BioAmber betting on Sarnia

By Paul Morden, from www.theobserver.ca   The Observer

BioAmber has a lot riding on the $135-million plant it’s building on Vidal Street in Sarnia.

“It is paramount,” company vice-president Mike Hartmann said following a tour of the construction site.

“There is nothing more important to BioAmber than this facility.”

Work began late last year on 11 acres at the Lanxess Bio-industrial Park, and construction is expected to finish in early 2015 on the facility where BioAmber will turn high fructose corn syrup into bio-succinic acid, a platform chemical used in the making of plastics, cosmetics and other products.

“It will determine our success as a company, and all our focus is on Sarnia,” Hartmann said.

The plant will be the young company’s first production site in North America and set the stage for two additional plants it has already planned.

“But nothing gets done without Sarnia,” Hartmann added.

BioAmber, formed approximately six years ago, has been making bio-succinic acid at a facility in France using technology that originated in the 1990s with the U.S. Department of Energy.
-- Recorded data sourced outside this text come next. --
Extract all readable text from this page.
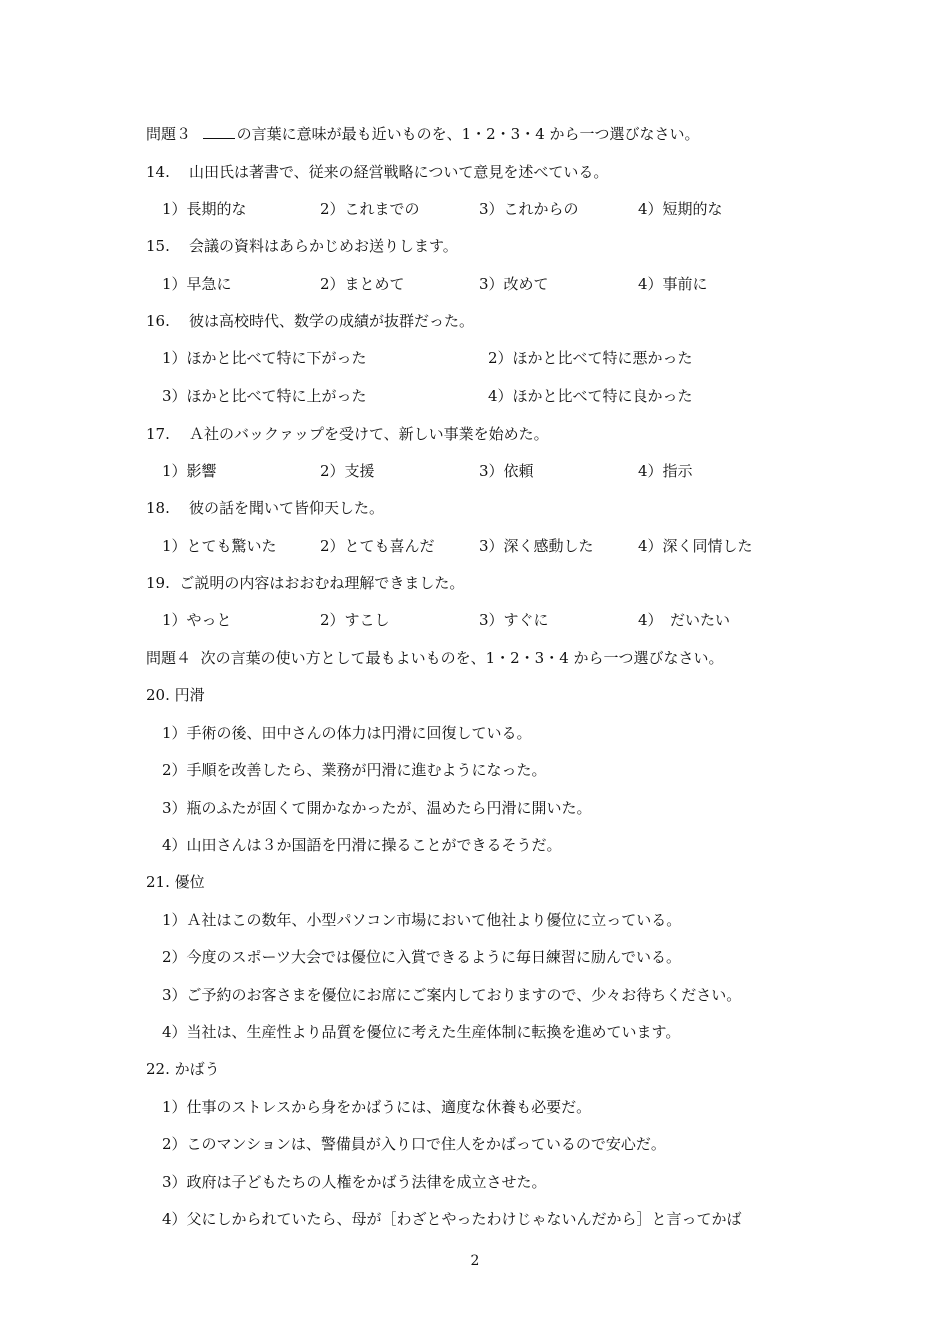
問題３	の言葉に意味が最も近いものを、1・2・3・4 から一つ選びなさい。
14. 山田氏は著書で、従来の経営戦略について意見を述べている。
1）長期的な	2）これまでの	3）これからの	4）短期的な
15. 会議の資料はあらかじめお送りします。
1）早急に	2）まとめて	3）改めて	4）事前に
16. 彼は高校時代、数学の成績が抜群だった。
1）ほかと比べて特に下がった	2）ほかと比べて特に悪かった
3）ほかと比べて特に上がった	4）ほかと比べて特に良かった
17. Ａ社のバックァップを受けて、新しい事業を始めた。
1）影響	2）支援	3）依頼	4）指示
18. 彼の話を聞いて皆仰天した。
1）とても驚いた	2）とても喜んだ	3）深く感動した	4）深く同情した
19. ご説明の内容はおおむね理解できました。
1）やっと	2）すこし	3）すぐに	4）　だいたい
問題４ 次の言葉の使い方として最もよいものを、1・2・3・4 から一つ選びなさい。
20. 円滑
1）手術の後、田中さんの体力は円滑に回復している。
2）手順を改善したら、業務が円滑に進むようになった。
3）瓶のふたが固くて開かなかったが、温めたら円滑に開いた。
4）山田さんは３か国語を円滑に操ることができるそうだ。
21. 優位
1）Ａ社はこの数年、小型パソコン市場において他社より優位に立っている。
2）今度のスポーツ大会では優位に入賞できるように毎日練習に励んでいる。
3）ご予約のお客さまを優位にお席にご案内しておりますので、少々お待ちください。
4）当社は、生産性より品質を優位に考えた生産体制に転換を進めています。
22. かばう
1）仕事のストレスから身をかばうには、適度な休養も必要だ。
2）このマンションは、警備員が入り口で住人をかばっているので安心だ。
3）政府は子どもたちの人権をかばう法律を成立させた。
4）父にしかられていたら、母が［わざとやったわけじゃないんだから］と言ってかば
2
It announced in 2011 it would build a global-scale plant in Sarnia.

Since then, BioAmber has been developing and adjusting its plans, and putting financing in place through grants, government and commercial loans, partnerships and the stock market.

“Not often does a small company start from nowhere and end up building a huge, new disruptive technology that competes against incumbents extremely well,” Hartmann said.
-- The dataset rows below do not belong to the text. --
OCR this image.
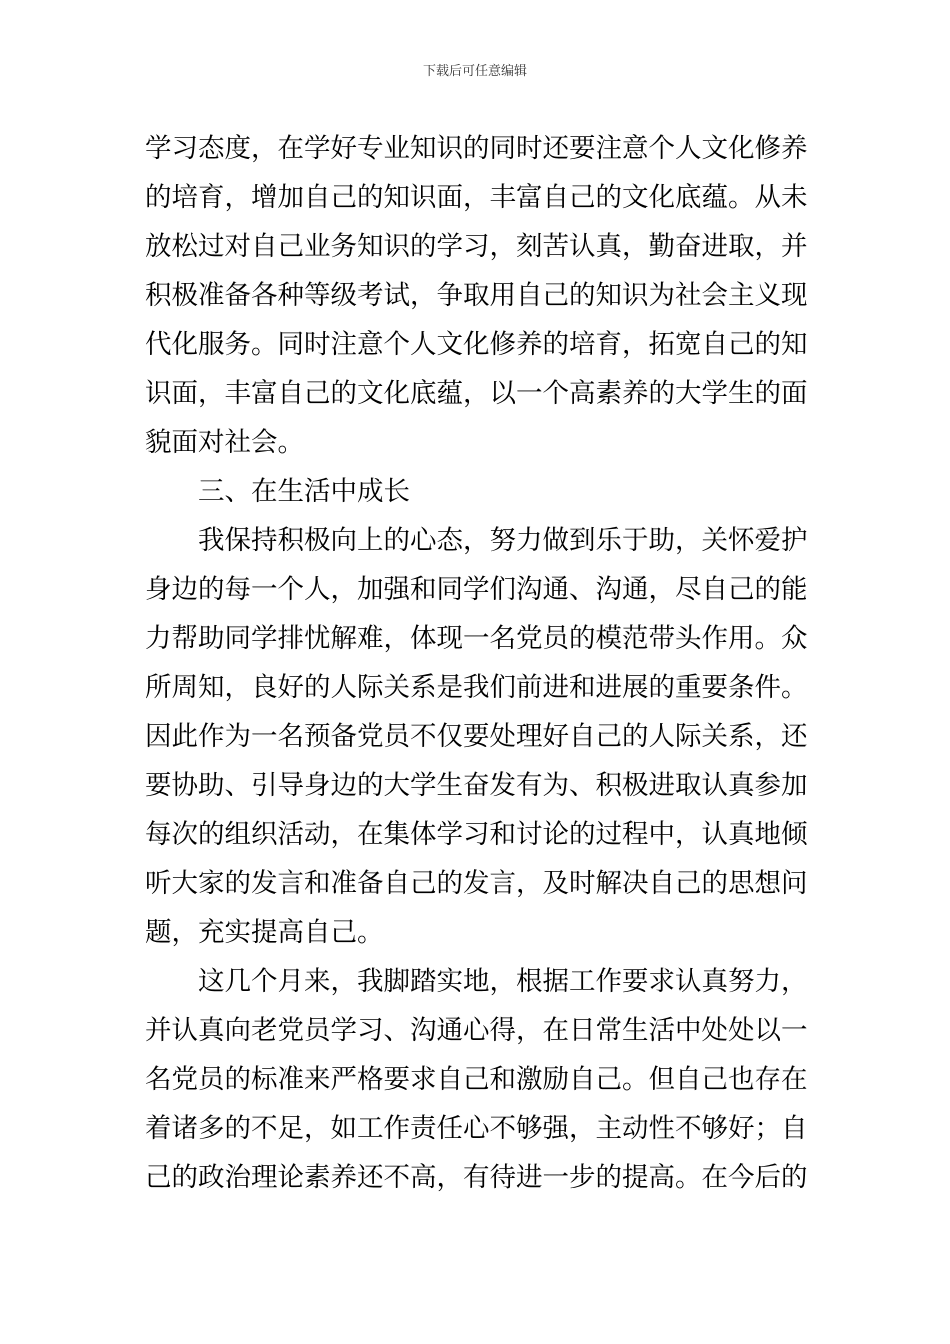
下载后可任意编辑
学习态度，在学好专业知识的同时还要注意个人文化修养
的培育，增加自己的知识面，丰富自己的文化底蕴。从未
放松过对自己业务知识的学习，刻苦认真，勤奋进取，并
积极准备各种等级考试，争取用自己的知识为社会主义现
代化服务。同时注意个人文化修养的培育，拓宽自己的知
识面，丰富自己的文化底蕴，以一个高素养的大学生的面
貌面对社会。
三、在生活中成长
我保持积极向上的心态，努力做到乐于助，关怀爱护
身边的每一个人，加强和同学们沟通、沟通，尽自己的能
力帮助同学排忧解难，体现一名党员的模范带头作用。众
所周知，良好的人际关系是我们前进和进展的重要条件。
因此作为一名预备党员不仅要处理好自己的人际关系，还
要协助、引导身边的大学生奋发有为、积极进取认真参加
每次的组织活动，在集体学习和讨论的过程中，认真地倾
听大家的发言和准备自己的发言，及时解决自己的思想问
题，充实提高自己。
这几个月来，我脚踏实地，根据工作要求认真努力，
并认真向老党员学习、沟通心得，在日常生活中处处以一
名党员的标准来严格要求自己和激励自己。但自己也存在
着诸多的不足，如工作责任心不够强，主动性不够好；自
己的政治理论素养还不高，有待进一步的提高。在今后的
As well as being a green technology with a negative carbon footprint, BioAmber’s corn-based succinic acid is cost-competitive with its petroleum-based competitors, the company says.

“Green is nice, and it’s important, but a lot of times customers won’t buy it if it’s more expensive,” Hartmann said.
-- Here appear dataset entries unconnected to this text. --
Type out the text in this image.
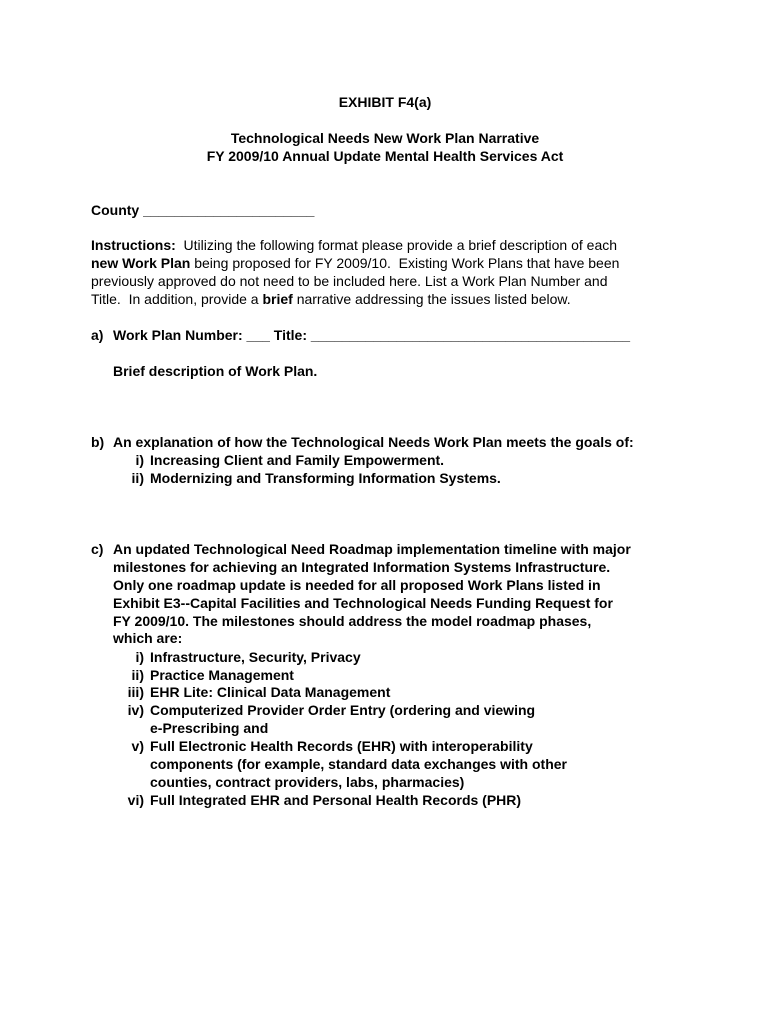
EXHIBIT F4(a)
Technological Needs New Work Plan Narrative
FY 2009/10 Annual Update Mental Health Services Act
County ______________________
Instructions:  Utilizing the following format please provide a brief description of each
new Work Plan being proposed for FY 2009/10.  Existing Work Plans that have been
previously approved do not need to be included here. List a Work Plan Number and
Title.  In addition, provide a brief narrative addressing the issues listed below.
a) Work Plan Number: ___ Title: _________________________________________
Brief description of Work Plan.
b) An explanation of how the Technological Needs Work Plan meets the goals of:
i) Increasing Client and Family Empowerment.
ii) Modernizing and Transforming Information Systems.
c) An updated Technological Need Roadmap implementation timeline with major
milestones for achieving an Integrated Information Systems Infrastructure.
Only one roadmap update is needed for all proposed Work Plans listed in
Exhibit E3--Capital Facilities and Technological Needs Funding Request for
FY 2009/10. The milestones should address the model roadmap phases,
which are:
i) Infrastructure, Security, Privacy
ii) Practice Management
iii) EHR Lite: Clinical Data Management
iv) Computerized Provider Order Entry (ordering and viewing
e-Prescribing and
v) Full Electronic Health Records (EHR) with interoperability
components (for example, standard data exchanges with other
counties, contract providers, labs, pharmacies)
vi) Full Integrated EHR and Personal Health Records (PHR)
Construction in Sarnia is on budget, and proceeding without any major issues, other than a few work days lost during the cold winter, he said.

A rare day of steamy high temperatures this week reduced the number of workers on site, but the mild summer has been a nearly perfect construction season, said health and safety manager Kelly Gulliford.

“If I was on vacation I wouldn’t be too happy . . . but for construction it has been amazing weather.”

Most of the siding is up on the office building and framing has been going up inside for offices, a large lab and a control room looking out on the process area.

Concrete bases are in place for the three large bio-converters that are part of the fermenting process that will begin in the lab and end at a warehouse where large bags of dry succinic acid will be trucked out.

“It looks like table salt,” Hartmann said.

The metal bio-converters are being manufactured in Sarnia at Kel-Gor and are expected to begin arriving soon at the site where they will be assembled in sections.

Steel for another section of the process area has been arriving and will be assembled quickly in the coming days, Gulliford said.

“You can smell the paint,” he said while walking by a fresh shipment of steel waiting to be unloaded.

“That was probably painted last night and then shipped here.”

The project has reached a point where changes and progress can been seen almost daily, he said.

Racks are already in place for pipes that will bring in steam from neighbouring Lanxess.

“Part of the reason BioAmber choose this site was because of the infrastructure,” Hartman said.

“We didn’t have to build our own boilers for steam. It’s very expensive to start from scratch.”

One of the biggest surprises for the company was the skilled labour, fabrication shops, and industrial construction experience it found in Sarnia-Lambton, Hartmann said.

“We didn’t realize the importance of it, as much as we do today.”

Along with an estimated 150 construction jobs, the plant is expected to employ 60 permanent workers when it’s up and operating.

Approximately 20 of those permanent workers have already been hired.

There are approximately 90 construction workers on site currently, and that number is expected grow in the coming weeks.

“We’re looking at 40 pipefitters and about the same for electricians,” Gulliford said.

“It’s going to be pretty significant here, pretty soon.”

Like other companies it is joining in Chemical Valley, BioAmber places an emphasis on safety; after more than 100,000 construction man hours so far, there have been no loss-time accidents.

“And hopefully, that continues,” Hartmann said.